Fire Door Testing

Annual Fire Door Testing Enforces the NFPA 80 Standards

Fire testing of fire protection doors is required annually by NFPA, the National Fire Protections Association. We test rolling doors, swinging doors, metal doors, counter shutters, and wood doors. We provide written reports of the test and inspection to ensure your commercial doors are in compliance with NFPA 80 standards.

Fire Door Drop Test

Drop testing a door refers to a test made on either horizontal or vertical sliding or rolling doors. This test makes sure the doors will drop or close automatically if there is a fire. The doors are then reset according to the manufacturer’s instructions. The National Fire Protection Association (NFPA) requires yearly inspections on all rolling doors to ensure proper operation and full closure. Two drop tests are required; one for proper operation and full closure, and the second to verify that the automatic closing device has been reset correctly.

Fire Door Test For Rolling Doors

The exterior of the rolling door is visually inspected, all moving parts and hardware are checked for damage, and the door is checked for proper closure. The test on rolling doors also includes a drop test.

Fire Door Testing For Swinging Doors

The exterior of the door and the door’s hardware are visually inspected for any damaged or missing parts. When the door is determined safe to test, all parts and closures are tested.

Fire Door Test For Metal Doors

After the exterior of the door is visually inspected, the inside is checked for wood rot. The hardware is inspected for any damage, and closures are checked to make sure they are working correctly.

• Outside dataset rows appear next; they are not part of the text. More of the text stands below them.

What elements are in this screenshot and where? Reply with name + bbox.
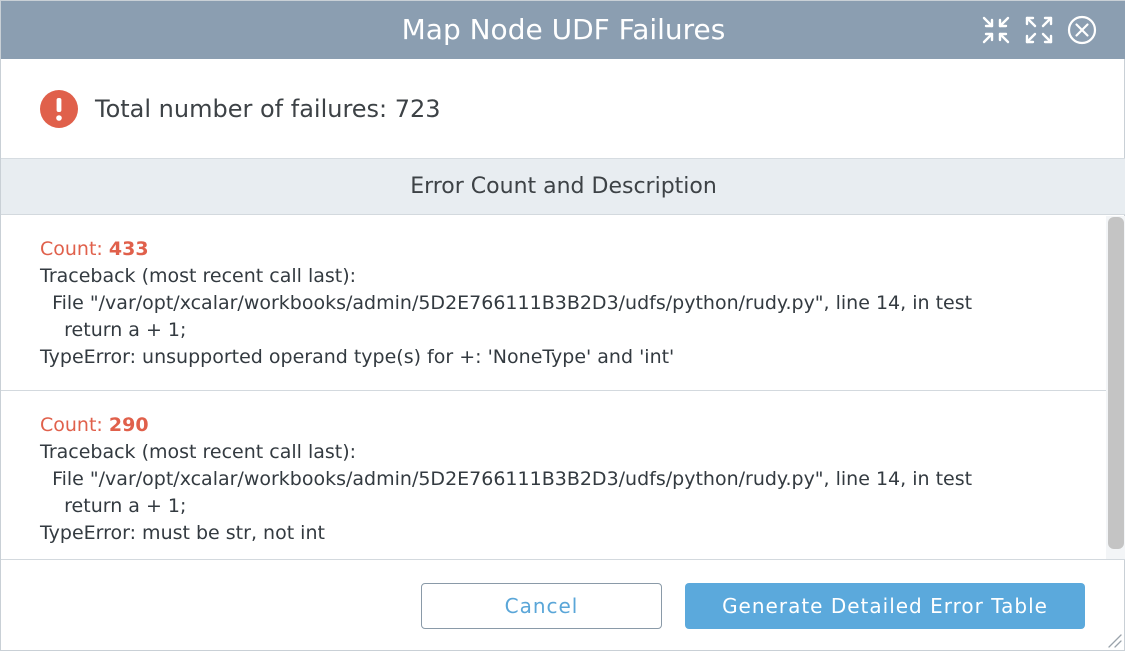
- minimize-icon[interactable]: [980, 14, 1012, 46]
- exclamation-icon: [39, 89, 79, 129]
- error-count: Count: 290: [40, 412, 149, 438]
- close-icon[interactable]: [1066, 14, 1098, 46]
- maximize-icon[interactable]: [1023, 14, 1055, 46]
- error-item: Count: 290 Traceback (most recent call l…: [1, 392, 1106, 559]
- count-value: 433: [108, 238, 149, 260]
- error-list[interactable]: Count: 433 Traceback (most recent call l…: [1, 216, 1125, 560]
- modal-footer: Cancel Generate Detailed Error Table: [1, 561, 1125, 652]
- scrollbar[interactable]: [1106, 216, 1125, 559]
- scrollbar-thumb[interactable]: [1108, 217, 1124, 549]
- cancel-button[interactable]: Cancel: [421, 583, 662, 629]
- modal-title: Map Node UDF Failures: [401, 13, 726, 46]
- generate-error-table-button[interactable]: Generate Detailed Error Table: [685, 583, 1085, 629]
- error-description: Traceback (most recent call last): File …: [40, 441, 973, 544]
- count-value: 290: [108, 414, 149, 436]
- error-count: Count: 433: [40, 236, 149, 262]
- failure-summary: Total number of failures: 723: [1, 59, 1125, 159]
- count-prefix: Count:: [40, 238, 109, 260]
- error-item: Count: 433 Traceback (most recent call l…: [1, 216, 1106, 391]
- section-header: Error Count and Description: [1, 159, 1125, 215]
- error-description: Traceback (most recent call last): File …: [40, 265, 973, 368]
- resize-handle-icon[interactable]: [1106, 632, 1122, 648]
- total-failures-label: Total number of failures: 723: [95, 95, 441, 123]
- modal-header[interactable]: Map Node UDF Failures: [1, 1, 1125, 59]
- count-prefix: Count:: [40, 414, 109, 436]
- udf-failures-modal: Map Node UDF Failures Total number of fa…: [0, 0, 1125, 651]
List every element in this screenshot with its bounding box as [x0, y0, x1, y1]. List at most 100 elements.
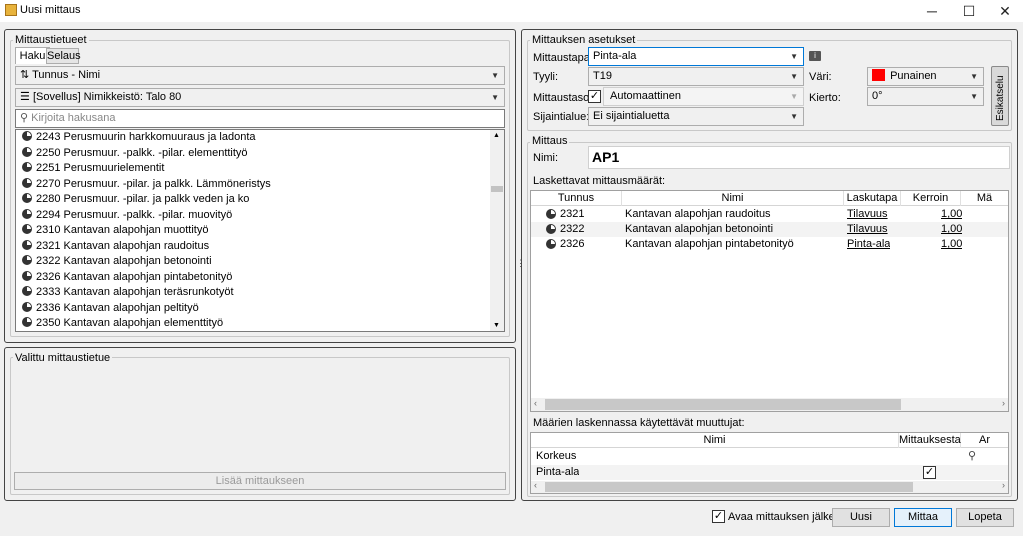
- pie-chart-icon: [22, 193, 32, 203]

Fire Door Surrounding Area

The area directly surrounding the fire door should not be blocked or have any material around it that may fall and prevent the door from closing. There should also not be anything stacked against the door. Sometimes a barrier has to be built so that nothing is piled against the inside of the door.

Fire Door Test Written Records

It is required to maintain written records of the fire door test and inspection, so that they can be made available to the AHJ (Authorities Having Jurisdiction, usually the local Fire Marshal) when needed.